2020: TEEM Community of Practice extends Greenlining’s equitable mobility program across the U.S. – Building on the success of the Charge Ahead coalition efforts, the Greenlining Institute launched the Towards Equitable Electric Mobility Community of Practice to advance racial equity in electric mobility and climate change goals. The cohort includes organizations from Colorado, Illinois, Michigan, North Carolina, and Virginia.
2022: Greenlining’s Economic Equity team expands program to focus on closing the Digital Divide – In 2020, Greenlining’s Economic Equity team launched a report on closing the digital divide to increase economic opportunity for communities of color. In 2021, we launched the Oakland Town Link program focusing the effort in our own backyard.
2023: The Greenlining Institute launches Greenlining the Block – The new multi-year initiative builds power in community-based organizations that are advancing climate justice neighborhood projects with a $6.75 million commitment of resources to communities across California, Colorado, Illinois, Virginia, North Carolina, and Michigan.

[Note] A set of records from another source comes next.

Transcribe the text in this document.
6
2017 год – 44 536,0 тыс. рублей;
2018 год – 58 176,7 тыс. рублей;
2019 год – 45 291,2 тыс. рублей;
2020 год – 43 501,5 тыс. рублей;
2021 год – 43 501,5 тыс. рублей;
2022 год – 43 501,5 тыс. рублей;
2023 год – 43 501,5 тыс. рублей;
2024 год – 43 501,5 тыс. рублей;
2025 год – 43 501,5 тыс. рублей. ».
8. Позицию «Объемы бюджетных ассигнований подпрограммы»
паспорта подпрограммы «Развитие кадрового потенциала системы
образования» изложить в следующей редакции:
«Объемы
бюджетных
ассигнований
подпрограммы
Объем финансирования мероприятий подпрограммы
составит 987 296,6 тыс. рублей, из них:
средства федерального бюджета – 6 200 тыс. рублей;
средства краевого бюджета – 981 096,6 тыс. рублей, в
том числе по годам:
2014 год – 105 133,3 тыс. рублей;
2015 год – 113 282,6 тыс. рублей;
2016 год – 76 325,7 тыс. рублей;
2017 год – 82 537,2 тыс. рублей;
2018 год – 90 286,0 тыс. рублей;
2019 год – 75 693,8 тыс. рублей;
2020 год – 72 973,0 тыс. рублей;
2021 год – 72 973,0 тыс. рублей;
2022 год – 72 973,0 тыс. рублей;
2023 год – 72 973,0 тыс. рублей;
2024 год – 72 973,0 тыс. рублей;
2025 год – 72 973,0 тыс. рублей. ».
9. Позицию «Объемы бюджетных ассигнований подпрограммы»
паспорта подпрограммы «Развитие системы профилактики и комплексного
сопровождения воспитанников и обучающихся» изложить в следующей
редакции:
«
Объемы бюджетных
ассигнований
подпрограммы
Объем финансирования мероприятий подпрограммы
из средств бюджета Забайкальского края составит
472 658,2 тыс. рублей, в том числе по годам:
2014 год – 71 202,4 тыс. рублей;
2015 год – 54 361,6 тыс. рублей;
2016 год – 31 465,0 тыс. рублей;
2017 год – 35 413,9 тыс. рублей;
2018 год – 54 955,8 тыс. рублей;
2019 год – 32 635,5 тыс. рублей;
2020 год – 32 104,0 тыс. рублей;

And we’re just getting started.
Greenlining for An Abundant Future
There’s no doubt that a lot has changed since 1993. But so have we.
We have entered a new era of data-informed redlining harming people of color and low-income communities. Greenlining is on the cutting edge of innovation, anticipating where the challenges and barriers will emerge, while also creating opportunities to bring wealth and prosperity to communities of color. Everyday, we work to build a just economy–a greenlined economy–where communities of color can build wealth and live in healthy places filled with economic opportunity.
Today, we act as an incubator of new policy ideas, a bridge builder between frontline communities, companies, and government, and an advocate to build momentum for transformative change.
Recognizing that America’s racial wealth gap was created by deliberate policy choices; it will take deliberate, race-conscious choices to end it. We don’t see these interactions as a zero-sum game in which one side must win and the other must lose. Instead, we reach for win-win solutions that expand opportunity for everyone.
We are stepping forward with boldness and precision to address the root causes of widespread racial and economic inequity. By focusing on the most acute needs that must be addressed; we can advance policy solutions that are race-conscious, intersectional, and rooted in community priorities.
Join us for the work ahead in the next 30 years to build on the legacy of our founders and early coalition. Together we can establish enduring and meaningful solutions so that communities of color can thrive and race is truly never a barrier to opportunity.